こんにちは~、アーティストchiguです。

オートクチュール刺繍、手紡ぎ&手織りなどしております。


先日新作をオンラインショップにUPし終えて、今はやれやれ、次は何をしようと思っているところ。

もう何年も前からの習慣で、展示会やオンラインショップの作業が一段落すると

まずざっとアトリエやリビングにまで氾濫した道具などを片づける。

で、ふぅ、と一息ついて、次に行きますか、ということになる。

次って糸紡ぎなのか、織りなのか、刺繍なのか。また違うものなのか。

だいたいはその全部をサーキット型のスポーツクラブよろしくぐるぐる回ってやることになるから、スタートはどこか、が決まれば良いのだ。

どうなるかな。


さて、新作のひとつについて解説など。

何度か書いてきたとおり、今回は自分が昔から好きなアンティークジュエリーのテイストを取り入れたシリーズがある。

こちらがそのひとつ。↓

brooch-0421


どこか、と具体的なわけではなくて、あくまでも私のなかにあるイメージとかエッセンスだ。

アンティークジュエリーと一言で言っても、国、年代、宗教の影響なんかで本当に色んなテイストのものがあるからね。

私は高校生くらいの頃からそういう世界に憧れを持っていて

写真集を眺めるのがすごく好きだった。

好きなものからたどっていくと、その背景にある世界史も頭に入りやすかった(テストの役には立たなかったけど・・・)。

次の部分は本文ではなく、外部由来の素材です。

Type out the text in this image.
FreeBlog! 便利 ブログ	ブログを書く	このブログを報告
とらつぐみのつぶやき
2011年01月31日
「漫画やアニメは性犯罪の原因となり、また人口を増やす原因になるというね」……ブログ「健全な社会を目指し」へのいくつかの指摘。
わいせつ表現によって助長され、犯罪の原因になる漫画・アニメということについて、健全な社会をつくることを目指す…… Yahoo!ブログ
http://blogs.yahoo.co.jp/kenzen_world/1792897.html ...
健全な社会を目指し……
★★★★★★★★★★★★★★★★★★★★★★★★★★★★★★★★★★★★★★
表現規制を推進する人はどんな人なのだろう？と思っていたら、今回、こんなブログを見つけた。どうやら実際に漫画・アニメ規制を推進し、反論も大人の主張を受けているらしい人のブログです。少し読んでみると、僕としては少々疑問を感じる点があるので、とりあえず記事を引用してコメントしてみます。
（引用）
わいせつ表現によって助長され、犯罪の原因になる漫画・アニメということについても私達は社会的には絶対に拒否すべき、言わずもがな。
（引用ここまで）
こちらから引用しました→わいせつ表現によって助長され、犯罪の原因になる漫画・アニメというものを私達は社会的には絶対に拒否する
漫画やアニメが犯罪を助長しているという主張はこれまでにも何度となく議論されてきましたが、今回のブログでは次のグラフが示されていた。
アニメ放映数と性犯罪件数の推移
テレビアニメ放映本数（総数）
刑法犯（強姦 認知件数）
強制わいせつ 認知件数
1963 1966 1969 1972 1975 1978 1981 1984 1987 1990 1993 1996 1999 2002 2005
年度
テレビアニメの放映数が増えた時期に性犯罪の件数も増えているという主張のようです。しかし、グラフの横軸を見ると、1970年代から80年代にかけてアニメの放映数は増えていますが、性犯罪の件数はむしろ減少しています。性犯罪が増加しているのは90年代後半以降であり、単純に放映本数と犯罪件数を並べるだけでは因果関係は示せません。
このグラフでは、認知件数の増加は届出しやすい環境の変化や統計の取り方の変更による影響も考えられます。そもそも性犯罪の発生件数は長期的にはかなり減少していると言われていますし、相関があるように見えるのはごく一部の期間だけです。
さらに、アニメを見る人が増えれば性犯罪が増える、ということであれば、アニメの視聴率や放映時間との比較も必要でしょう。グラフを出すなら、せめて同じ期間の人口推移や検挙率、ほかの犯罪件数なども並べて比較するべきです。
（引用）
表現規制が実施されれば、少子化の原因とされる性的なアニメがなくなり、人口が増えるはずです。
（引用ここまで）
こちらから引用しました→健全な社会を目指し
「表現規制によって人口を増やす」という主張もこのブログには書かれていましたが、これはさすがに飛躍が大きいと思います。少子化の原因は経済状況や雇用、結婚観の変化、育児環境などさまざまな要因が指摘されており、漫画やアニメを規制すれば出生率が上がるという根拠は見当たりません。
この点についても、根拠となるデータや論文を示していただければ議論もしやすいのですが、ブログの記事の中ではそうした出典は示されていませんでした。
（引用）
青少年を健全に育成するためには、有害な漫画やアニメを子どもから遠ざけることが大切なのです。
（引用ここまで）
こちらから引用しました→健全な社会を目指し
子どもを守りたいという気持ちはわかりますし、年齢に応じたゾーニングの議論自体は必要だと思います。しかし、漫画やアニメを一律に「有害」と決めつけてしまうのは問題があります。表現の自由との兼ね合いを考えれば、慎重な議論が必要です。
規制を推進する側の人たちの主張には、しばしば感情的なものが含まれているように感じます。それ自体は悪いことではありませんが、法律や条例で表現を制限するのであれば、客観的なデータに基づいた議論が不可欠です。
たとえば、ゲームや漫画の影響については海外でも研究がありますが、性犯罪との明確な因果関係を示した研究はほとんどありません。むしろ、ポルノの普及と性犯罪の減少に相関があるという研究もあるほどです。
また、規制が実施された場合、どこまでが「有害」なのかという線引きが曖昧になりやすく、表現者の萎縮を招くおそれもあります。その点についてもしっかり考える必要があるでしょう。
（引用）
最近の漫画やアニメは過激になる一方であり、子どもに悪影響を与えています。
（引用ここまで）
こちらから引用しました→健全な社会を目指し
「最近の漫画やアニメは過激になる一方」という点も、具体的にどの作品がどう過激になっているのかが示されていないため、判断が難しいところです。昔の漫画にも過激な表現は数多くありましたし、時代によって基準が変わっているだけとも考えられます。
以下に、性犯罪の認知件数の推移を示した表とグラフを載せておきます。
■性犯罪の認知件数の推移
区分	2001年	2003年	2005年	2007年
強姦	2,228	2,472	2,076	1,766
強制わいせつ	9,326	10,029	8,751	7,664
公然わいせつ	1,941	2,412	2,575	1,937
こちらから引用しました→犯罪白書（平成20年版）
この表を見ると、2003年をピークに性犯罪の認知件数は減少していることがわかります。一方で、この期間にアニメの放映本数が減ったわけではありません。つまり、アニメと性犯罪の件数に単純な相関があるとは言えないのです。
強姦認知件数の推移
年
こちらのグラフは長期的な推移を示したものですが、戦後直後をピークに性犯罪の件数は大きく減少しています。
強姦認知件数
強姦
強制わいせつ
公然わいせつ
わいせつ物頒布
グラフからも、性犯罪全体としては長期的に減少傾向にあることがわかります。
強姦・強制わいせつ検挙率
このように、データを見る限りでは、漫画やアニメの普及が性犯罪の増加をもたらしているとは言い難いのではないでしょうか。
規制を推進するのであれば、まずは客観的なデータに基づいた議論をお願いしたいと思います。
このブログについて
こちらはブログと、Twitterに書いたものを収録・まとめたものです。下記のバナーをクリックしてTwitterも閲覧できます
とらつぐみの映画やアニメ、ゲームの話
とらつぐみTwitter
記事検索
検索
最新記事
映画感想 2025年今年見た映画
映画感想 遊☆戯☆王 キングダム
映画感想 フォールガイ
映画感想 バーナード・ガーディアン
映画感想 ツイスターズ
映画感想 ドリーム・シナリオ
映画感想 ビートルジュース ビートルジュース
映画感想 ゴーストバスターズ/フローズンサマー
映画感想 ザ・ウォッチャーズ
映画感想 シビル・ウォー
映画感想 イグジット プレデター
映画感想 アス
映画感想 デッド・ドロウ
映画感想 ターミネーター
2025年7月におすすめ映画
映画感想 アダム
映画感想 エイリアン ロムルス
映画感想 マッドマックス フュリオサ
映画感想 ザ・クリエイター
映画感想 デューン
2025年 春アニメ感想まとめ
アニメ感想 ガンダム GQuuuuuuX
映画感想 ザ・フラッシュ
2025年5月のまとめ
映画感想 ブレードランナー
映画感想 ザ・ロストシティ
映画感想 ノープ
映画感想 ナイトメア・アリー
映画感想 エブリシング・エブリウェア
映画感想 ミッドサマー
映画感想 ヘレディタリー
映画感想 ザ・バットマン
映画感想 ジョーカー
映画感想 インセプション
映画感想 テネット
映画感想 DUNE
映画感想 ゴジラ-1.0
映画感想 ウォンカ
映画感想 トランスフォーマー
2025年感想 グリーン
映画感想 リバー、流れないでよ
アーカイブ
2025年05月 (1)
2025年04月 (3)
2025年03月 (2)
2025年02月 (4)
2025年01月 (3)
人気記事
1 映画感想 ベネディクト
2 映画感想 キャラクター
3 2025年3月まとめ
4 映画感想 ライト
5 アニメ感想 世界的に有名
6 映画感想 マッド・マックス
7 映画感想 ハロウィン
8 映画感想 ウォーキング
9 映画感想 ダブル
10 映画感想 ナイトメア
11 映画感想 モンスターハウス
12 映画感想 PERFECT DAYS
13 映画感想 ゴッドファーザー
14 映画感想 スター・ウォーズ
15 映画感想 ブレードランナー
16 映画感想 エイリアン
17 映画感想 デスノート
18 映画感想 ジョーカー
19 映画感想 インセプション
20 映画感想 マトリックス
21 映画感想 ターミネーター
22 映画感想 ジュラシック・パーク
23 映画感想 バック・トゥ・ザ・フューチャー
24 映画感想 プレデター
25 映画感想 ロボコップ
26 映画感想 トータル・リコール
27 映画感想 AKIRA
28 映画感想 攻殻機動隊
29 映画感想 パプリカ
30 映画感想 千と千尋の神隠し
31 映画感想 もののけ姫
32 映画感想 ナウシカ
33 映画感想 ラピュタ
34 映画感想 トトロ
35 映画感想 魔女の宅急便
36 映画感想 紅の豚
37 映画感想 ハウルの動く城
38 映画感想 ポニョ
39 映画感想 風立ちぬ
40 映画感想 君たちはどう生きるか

そうして色々眺めているうちに、自分のなかにアンティークジュエリーのこういうところが好き、というふわっとした感じが積もっていく。

それを取り出して、表現する。

やってみると天然石とゴールドカラーの組み合わせも刺繍だと程よく軽くなりファッションに取り入れやすいことを発見した。

いかにも刺繍、とも、いかにもジュエリー、とも違う、もうひとつの世界。

の入り口を見つけたように思う。

こちらの画像のブローチは品質の高いコンクシェルを使っている。

以前から好きで良く取り入れてきたコンクシェル。

冷ややかな艶と、温かな色味が共存する美しい素材。

とても上品なのでこの繊細な雰囲気にマッチしていて仕上がりはとても気に入っている。


このシリーズは他にもあって

brooch-1020


こちらはうんと小粒のパールを使った。

パールは連で購入し、その中から敢えてかたちも照りも不揃いなものを選び出す。

その方がこうして集まりになったときに、飽きのこない美しさが出ると思う。

そして今回はハンドメイドが故に一粒一粒味わいの違うカレンシルバーを贅沢に使うことで、独特のアクセントをつけられた。

こういった小ぎれいに揃い過ぎていない素材というのは本当に力がある、とつくづく思う。


ほかにラピスラズリとかね。

brooch-0758


こちらはラピスラズリの粒が揃っている分、カレンシルバーのサイズを変えることでリズムを出した。

ちょっとしたことだけれど、仕上がりの味わいが変わってくる。


このシリーズはデザインに再現性があって同様のものを再販できることもあって、価格は「どう作ったのかも思い出せない完全なる一点もの」よりもちょっとお手頃になっている。

とは言え素材の性質などなどの事情からまったく同じものは作れない、やっぱり一点ものは一点もの。

次の子が作られたとしたらまた表情は違ってくるだろう。